The chairman of the Federal Civil Service Commission (FCSC), Prof Tunji Olaopa, has said a public debate on the political neutrality of civil servants had emphasised the urgent need for a total reform of the service.
Olaopa in a statement on Friday, responded to the disagreement between the Head of the Civil Service of the Federation (HCSF), Mrs Didi Esther Walson-Jack and the Nigeria Labour Congress (NLC) President Joe Ajaero on the role of civil servants in politics.
While both sides cited constitutional rights, Olaopa said the solution was not in legalistic debates but in fundamentally restructuring the service into a modern, professional body insulated from political interference.

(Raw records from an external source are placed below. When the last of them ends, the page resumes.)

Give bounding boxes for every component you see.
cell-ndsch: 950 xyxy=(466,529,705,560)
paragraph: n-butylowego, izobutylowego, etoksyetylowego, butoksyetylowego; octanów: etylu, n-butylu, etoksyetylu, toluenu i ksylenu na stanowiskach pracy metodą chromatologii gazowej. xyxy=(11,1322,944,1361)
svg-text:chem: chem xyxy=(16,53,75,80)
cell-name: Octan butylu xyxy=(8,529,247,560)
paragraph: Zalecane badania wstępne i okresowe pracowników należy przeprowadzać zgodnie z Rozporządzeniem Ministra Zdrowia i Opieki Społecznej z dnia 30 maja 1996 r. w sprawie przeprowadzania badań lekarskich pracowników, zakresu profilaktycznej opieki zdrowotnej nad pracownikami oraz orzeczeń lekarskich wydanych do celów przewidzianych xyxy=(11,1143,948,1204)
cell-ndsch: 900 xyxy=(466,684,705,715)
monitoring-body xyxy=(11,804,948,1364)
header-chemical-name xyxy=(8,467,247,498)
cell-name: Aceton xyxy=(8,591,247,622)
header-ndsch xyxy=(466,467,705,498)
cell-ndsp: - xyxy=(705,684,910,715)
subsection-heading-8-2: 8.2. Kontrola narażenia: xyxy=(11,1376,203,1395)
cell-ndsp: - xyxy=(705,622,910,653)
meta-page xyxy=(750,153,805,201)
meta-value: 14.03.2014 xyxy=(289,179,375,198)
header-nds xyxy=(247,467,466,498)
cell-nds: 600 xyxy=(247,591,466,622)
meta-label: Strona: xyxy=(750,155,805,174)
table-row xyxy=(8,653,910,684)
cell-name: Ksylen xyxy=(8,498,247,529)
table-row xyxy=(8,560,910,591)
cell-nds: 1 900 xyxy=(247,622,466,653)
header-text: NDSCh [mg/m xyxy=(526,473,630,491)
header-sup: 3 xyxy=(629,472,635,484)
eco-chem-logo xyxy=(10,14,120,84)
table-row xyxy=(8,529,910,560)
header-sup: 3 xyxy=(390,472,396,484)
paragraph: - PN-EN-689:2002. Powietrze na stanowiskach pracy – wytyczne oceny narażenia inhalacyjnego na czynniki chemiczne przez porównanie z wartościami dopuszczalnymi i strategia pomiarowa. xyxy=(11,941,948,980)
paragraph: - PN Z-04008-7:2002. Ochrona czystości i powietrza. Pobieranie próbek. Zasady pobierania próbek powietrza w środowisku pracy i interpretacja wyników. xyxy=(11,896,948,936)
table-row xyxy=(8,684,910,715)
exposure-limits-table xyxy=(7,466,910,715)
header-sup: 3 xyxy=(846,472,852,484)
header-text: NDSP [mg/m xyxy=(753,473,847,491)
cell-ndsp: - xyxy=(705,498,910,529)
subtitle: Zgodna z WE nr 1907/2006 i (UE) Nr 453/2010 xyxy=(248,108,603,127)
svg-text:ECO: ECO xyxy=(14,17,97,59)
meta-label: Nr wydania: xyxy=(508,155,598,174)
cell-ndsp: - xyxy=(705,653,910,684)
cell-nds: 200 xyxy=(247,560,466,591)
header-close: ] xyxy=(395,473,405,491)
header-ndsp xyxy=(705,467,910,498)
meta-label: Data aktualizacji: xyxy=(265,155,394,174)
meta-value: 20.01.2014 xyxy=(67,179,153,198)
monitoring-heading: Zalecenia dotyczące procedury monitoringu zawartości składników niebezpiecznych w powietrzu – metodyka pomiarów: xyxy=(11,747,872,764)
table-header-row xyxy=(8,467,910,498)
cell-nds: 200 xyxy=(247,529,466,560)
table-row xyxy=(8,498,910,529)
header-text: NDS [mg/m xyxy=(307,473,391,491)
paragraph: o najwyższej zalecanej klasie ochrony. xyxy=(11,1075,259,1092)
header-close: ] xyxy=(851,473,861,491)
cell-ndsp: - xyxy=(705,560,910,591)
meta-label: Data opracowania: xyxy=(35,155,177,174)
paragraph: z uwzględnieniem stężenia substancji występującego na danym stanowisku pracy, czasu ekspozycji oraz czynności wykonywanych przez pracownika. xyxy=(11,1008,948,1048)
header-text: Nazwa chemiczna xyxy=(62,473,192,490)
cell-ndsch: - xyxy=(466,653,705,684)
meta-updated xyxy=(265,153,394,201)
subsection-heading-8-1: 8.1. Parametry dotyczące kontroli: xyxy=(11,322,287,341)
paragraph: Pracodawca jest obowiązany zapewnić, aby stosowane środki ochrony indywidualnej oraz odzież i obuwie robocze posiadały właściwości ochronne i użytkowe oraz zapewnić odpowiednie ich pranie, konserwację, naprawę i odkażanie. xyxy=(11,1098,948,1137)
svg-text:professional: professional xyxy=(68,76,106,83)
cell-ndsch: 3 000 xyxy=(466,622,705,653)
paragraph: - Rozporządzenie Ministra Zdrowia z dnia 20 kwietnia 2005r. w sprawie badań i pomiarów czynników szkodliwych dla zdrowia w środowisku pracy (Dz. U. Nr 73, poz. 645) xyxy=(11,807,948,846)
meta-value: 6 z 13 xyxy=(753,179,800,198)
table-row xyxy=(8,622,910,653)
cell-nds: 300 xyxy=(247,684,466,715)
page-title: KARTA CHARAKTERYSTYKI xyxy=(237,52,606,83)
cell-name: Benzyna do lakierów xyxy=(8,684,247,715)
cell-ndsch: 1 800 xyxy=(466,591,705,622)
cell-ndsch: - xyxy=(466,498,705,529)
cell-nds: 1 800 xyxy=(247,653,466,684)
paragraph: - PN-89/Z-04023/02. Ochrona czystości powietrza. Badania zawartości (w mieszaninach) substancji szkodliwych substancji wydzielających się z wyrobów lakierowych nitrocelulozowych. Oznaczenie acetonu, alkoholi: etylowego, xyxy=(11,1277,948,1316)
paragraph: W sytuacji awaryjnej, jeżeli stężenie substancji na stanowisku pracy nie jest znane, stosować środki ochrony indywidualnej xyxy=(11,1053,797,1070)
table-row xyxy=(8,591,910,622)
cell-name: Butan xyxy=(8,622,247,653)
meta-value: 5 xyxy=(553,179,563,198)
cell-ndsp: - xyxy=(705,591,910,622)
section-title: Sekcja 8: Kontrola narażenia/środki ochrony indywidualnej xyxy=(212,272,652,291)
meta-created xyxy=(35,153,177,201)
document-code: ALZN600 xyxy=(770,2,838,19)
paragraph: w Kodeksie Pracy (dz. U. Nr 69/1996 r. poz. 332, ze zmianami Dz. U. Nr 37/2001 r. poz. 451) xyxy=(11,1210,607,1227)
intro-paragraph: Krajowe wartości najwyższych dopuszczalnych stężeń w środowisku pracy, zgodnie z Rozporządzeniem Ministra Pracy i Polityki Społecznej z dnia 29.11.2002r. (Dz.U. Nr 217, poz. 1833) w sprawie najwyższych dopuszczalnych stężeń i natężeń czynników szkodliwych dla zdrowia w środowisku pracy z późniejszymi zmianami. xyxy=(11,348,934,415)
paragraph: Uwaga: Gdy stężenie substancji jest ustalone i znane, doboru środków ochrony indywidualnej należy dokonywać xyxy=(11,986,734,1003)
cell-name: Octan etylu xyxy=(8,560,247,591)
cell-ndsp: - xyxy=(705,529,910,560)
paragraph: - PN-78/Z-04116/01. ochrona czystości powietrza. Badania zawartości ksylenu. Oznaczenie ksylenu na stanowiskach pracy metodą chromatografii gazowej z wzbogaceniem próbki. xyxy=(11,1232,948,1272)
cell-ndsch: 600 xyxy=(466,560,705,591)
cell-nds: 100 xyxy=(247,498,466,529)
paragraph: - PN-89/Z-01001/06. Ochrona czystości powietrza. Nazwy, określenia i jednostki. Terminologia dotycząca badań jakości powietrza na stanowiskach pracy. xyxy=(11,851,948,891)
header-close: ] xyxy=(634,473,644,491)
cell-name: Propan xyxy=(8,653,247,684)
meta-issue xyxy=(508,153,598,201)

“The discourse brings to the fore cogent and fundamental questions. How should the classic politics-administration dichotomy be reconceived.
“What system of public administration is best for Nigeria at this stage in its evolution and for its transformation journey?” he said.
The controversy ignited when the HCSF reiterated that civil servants must safeguard their political neutrality, arguing that while they have a constitutional right to privately support a party, they must avoid “the murky space of high-stake political activities” as defined by the Public Service Rules (PSR).
In response, NLC president Ajaero contended that the constitution and a Supreme Court judgement affirm the right of civil servants to be card-carrying members and participate fully in politics.
Olaopa acknowledged both positions have legal grounding but warned that the constitution cannot be the final answer for a professional administrative system.
“The constitutional order, cannot answer to all realities. While the Constitution is fundamentally right, it cannot legislate at the level of the concrete on what is best for the civil service system as both an administrative system and a profession in its own right,” he said.
He posited that the ultimate objective must be to build a developmental state backed by a world-class public service.
“A developmental state has to plug into fourth and fifth industrial revolutions. The public service must become a world-class institution that can effectively and efficiently backstop the developmental aspirations of the Nigerian state,” Olaopa said.
The chairman identified the core problem as the service’s outdated ‘I-am-directed’ structure, which breeds inefficiency and politicizes governance.
The solution, he argued that it is a re-professionalisation strategy that equips civil servants with 21st-century skills and ethics.
“This is where all critical stakeholders… owe the public administration a sacred responsibility. This is a far better focus than the intermittent public filibustering over how political the civil servant can be,” he said.
Olaopa endorsed the HCSF’s cautionary stance, noting, “This is a democratic system that requires a competent, efficient and impartial civil servant. The best way to go is not to embroil these civil servants in Nigeria’s political complexities.”